5 814 personnes impliquées dans le scandale d'examen
Le Département de l'administration locale (DLA) a soumis une liste de 5 814 candidats dont les résultats à l'examen ont été jugés irréguliers, pour examen par le Comité central d'examen en vue de retirer leurs nominations.
Le Département de l'administration locale (DLA) a présenté une liste de 5 814 candidats dont les résultats à l'examen ont été jugés irréguliers, en vue d'une décision du Comité central d'examen concernant leur révocation.
Une décision est attendue lors d'une réunion jeudi prochain, alors que les autorités intensifient leur enquête sur une fraude présumée lors des examens de recrutement du secteur local de l'année dernière.
Après une réunion du Comité central pour les examens du personnel de la gouvernance locale au DLA mercredi, le secrétaire permanent de l'intérieur, Unsit Sampuntharat, a déclaré que le premier ministre Anutin Charnvirakul avait donné pour instruction à tous les organes de poursuivre l'enquête jusqu'à son terme et à fournir une explication claire au public.
Le comité a examiné les résultats comparatifs entre les scores bruts et les résultats officiellement annoncés, réalisés par le DLA en coopération avec la Commission anti-corruption du secteur public et le Département d'enquêtes spéciales.
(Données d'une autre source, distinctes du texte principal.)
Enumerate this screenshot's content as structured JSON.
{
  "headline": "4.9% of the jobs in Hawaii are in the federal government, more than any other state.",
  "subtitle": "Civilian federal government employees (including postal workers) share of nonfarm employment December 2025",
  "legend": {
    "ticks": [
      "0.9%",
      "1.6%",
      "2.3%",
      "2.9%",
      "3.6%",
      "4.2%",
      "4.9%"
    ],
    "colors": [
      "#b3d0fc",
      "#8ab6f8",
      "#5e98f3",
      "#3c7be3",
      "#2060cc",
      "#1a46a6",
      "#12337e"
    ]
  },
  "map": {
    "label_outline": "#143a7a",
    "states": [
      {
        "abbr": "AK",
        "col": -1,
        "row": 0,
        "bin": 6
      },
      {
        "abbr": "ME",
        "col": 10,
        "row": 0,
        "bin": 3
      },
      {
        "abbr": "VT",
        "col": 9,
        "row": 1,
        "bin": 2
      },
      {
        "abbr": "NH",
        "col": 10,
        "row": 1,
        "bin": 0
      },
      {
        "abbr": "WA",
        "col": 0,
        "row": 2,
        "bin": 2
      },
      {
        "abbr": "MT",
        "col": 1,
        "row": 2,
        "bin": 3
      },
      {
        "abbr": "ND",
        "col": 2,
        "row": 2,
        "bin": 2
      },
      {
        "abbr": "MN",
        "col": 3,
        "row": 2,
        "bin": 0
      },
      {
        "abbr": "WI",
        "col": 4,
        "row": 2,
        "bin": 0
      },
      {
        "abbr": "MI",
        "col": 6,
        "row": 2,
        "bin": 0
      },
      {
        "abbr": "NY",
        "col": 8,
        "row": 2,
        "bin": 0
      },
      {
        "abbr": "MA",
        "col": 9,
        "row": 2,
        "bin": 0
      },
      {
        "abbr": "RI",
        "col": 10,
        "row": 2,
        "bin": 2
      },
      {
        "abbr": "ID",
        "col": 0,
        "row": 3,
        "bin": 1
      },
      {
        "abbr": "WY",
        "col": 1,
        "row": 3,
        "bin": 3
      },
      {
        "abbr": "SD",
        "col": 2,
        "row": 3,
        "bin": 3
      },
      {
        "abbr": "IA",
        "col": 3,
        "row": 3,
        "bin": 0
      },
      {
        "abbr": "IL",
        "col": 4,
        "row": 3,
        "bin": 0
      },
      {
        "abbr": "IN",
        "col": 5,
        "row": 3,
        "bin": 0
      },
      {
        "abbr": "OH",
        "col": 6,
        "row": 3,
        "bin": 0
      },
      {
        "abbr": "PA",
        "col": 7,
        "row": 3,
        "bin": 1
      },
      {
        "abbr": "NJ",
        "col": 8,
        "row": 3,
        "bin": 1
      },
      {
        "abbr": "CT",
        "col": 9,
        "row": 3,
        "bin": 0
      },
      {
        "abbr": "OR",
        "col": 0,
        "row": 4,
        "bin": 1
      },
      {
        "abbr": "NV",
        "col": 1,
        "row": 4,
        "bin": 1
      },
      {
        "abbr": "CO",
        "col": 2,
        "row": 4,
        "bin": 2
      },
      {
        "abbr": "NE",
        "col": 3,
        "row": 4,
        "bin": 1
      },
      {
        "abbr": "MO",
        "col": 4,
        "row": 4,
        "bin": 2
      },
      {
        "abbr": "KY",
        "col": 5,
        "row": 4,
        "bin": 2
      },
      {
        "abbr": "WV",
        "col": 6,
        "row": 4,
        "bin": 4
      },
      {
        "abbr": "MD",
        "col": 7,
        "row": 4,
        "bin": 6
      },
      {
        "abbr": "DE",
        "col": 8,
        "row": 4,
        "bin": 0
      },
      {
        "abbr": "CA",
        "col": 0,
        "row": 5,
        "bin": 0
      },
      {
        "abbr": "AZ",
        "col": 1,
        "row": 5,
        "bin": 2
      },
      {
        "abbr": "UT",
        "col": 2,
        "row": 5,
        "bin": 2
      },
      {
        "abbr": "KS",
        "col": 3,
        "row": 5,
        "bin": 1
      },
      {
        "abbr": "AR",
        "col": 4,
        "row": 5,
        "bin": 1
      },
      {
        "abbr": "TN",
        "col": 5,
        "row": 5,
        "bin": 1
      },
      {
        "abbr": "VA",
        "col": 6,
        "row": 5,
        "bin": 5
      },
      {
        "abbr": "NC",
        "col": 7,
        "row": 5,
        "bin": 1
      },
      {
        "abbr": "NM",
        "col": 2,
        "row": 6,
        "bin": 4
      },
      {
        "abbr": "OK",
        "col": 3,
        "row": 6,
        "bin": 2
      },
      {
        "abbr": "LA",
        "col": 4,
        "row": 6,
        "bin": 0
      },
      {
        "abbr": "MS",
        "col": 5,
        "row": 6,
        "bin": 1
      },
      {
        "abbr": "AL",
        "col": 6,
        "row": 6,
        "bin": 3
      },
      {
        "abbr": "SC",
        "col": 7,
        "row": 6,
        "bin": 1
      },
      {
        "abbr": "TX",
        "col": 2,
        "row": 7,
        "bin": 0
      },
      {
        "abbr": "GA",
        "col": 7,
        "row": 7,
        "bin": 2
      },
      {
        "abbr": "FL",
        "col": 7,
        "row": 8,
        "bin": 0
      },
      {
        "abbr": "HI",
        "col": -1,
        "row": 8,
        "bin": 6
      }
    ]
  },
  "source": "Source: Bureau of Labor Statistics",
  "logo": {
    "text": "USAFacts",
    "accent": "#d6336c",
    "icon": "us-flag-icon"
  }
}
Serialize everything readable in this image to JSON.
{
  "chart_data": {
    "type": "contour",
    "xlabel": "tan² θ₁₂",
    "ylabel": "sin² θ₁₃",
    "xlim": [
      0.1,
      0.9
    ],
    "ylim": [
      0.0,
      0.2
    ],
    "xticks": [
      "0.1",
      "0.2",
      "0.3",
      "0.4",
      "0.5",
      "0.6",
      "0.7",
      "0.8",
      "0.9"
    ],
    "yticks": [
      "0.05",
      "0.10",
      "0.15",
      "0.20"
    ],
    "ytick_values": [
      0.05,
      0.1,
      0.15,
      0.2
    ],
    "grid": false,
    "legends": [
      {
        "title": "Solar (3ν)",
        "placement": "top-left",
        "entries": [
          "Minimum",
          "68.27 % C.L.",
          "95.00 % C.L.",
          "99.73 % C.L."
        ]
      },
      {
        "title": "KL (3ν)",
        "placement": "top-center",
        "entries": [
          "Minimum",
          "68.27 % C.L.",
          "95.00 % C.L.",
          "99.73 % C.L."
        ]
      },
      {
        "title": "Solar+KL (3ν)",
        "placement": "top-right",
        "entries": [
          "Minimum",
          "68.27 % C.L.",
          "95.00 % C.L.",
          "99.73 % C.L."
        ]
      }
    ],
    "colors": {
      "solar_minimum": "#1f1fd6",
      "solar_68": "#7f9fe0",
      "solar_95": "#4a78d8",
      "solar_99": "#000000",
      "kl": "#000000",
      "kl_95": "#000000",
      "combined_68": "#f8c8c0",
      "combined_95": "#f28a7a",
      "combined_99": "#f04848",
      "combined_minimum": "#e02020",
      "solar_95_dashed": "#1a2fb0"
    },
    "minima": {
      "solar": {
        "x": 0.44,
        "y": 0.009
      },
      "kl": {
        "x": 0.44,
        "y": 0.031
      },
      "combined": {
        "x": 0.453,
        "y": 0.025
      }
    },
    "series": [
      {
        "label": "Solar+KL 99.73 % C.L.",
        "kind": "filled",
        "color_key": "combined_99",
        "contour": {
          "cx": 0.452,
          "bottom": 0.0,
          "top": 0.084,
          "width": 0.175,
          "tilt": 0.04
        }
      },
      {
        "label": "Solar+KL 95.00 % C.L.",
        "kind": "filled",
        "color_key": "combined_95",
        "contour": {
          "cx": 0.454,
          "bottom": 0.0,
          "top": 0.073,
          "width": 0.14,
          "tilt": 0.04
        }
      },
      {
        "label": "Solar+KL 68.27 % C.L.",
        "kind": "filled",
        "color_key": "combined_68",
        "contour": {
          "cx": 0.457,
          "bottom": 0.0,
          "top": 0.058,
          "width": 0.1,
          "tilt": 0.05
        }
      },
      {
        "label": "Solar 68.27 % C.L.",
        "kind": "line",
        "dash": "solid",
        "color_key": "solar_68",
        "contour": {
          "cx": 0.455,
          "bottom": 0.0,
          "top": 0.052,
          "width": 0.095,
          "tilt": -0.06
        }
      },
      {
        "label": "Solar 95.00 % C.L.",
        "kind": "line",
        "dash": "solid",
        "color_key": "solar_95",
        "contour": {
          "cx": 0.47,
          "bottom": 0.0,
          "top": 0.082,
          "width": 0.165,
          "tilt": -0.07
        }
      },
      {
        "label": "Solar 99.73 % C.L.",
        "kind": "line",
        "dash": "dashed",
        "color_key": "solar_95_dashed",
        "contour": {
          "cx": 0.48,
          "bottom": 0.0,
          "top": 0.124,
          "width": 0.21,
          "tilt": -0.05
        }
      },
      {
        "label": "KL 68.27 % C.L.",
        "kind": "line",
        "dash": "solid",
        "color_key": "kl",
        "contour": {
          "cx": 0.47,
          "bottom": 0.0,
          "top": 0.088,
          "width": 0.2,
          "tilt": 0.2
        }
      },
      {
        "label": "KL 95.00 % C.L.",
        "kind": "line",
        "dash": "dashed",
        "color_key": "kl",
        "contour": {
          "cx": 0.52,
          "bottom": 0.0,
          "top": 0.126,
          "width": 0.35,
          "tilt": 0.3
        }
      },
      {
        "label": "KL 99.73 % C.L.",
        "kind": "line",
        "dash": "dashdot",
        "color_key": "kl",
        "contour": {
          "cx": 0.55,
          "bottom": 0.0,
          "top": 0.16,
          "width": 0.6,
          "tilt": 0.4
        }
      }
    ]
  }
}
La revue a identifié 5 814 candidats avec des scores irréguliers.
M. Unsit a indiqué que les candidats étaient répartis en trois groupes. Plus de 3 000 ont enregistré des augmentations significatives de leurs scores, tandis que plus de 1 000 autres, ayant déjà obtenu de bonnes notes, ont reçu des augmentations de scores exceptionnellement importantes. 400 autres ont présenté des écarts d’un seul point, même si leurs copies de réponse étaient floues.
« Le comité a accepté de transmettre les noms des 5 814 candidats au comité central, qui a le pouvoir légal de décider si les nominations doivent être annulées », a-t-il dit.
« Les trois commissions de personnel du gouvernement local, représentant les organisations administratives provinciales, municipales et les organisations administratives de tambon, examineront les preuves le 23 juillet avant de prendre une décision », a ajouté M. Unsit, précisant que les ordres finaux de révocation seraient émis par les chefs des autorités locales responsables de la nomination des candidats.
Il a indiqué que les autorités doivent d’abord recompter toutes les notes d’examen avant que les candidats en réserve puissent être promus pour combler d’éventuels postes vacants, car les copies de réponse restent en garde à vue de la Commission nationale anti-corruption.
« Si de nouvelles irrégularités apparaissent lors du recompte, des actions légales additionnelles pourraient suivre », a-t-il ajouté.
Les candidats non encore nommés ne seraient pas immédiatement affectés, mais tout poste vacant créé par la révocation serait pourvu selon la liste de mérite révisée.
Interrogé sur la possibilité que les salaires versés aux fonctionnaires dont la nomination a été révoquée soient récupérés, M. Unsit a déclaré que le DLA étudierait cette question séparément.
Il a ajouté que les enquêteurs n’excluaient pas d’étendre l’enquête aux exercices de recrutement antérieurs si des preuves reliaient d’autres personnes ou agences au présumé truc.
Par ailleurs, M. Anutin a annoncé mercredi l’arrestation de trois suspects liés à cette affaire de fraude aux examens.
Les suspects — identifiés uniquement sous Pichit, Win et Satthaporn — sont inculpés de plusieurs infractions, notamment association criminelle, complot, falsification de documents officiels, dissimulation ou destruction de documents officiels, intrusion frauduleuse dans un système informatique et divulgation illicite de secrets officiels.
M. Anutin a remercié les agences impliquées dans l’enquête, affirmant que le gouvernement s’engage à restaurer la confiance publique en poursuivant cette affaire de manière impartiale et sur la base de preuves.
Il a déclaré que l’enquête révélait des indications d’un réseau organisé.
Unsit : Les preuves seront examinées le 23 juillet.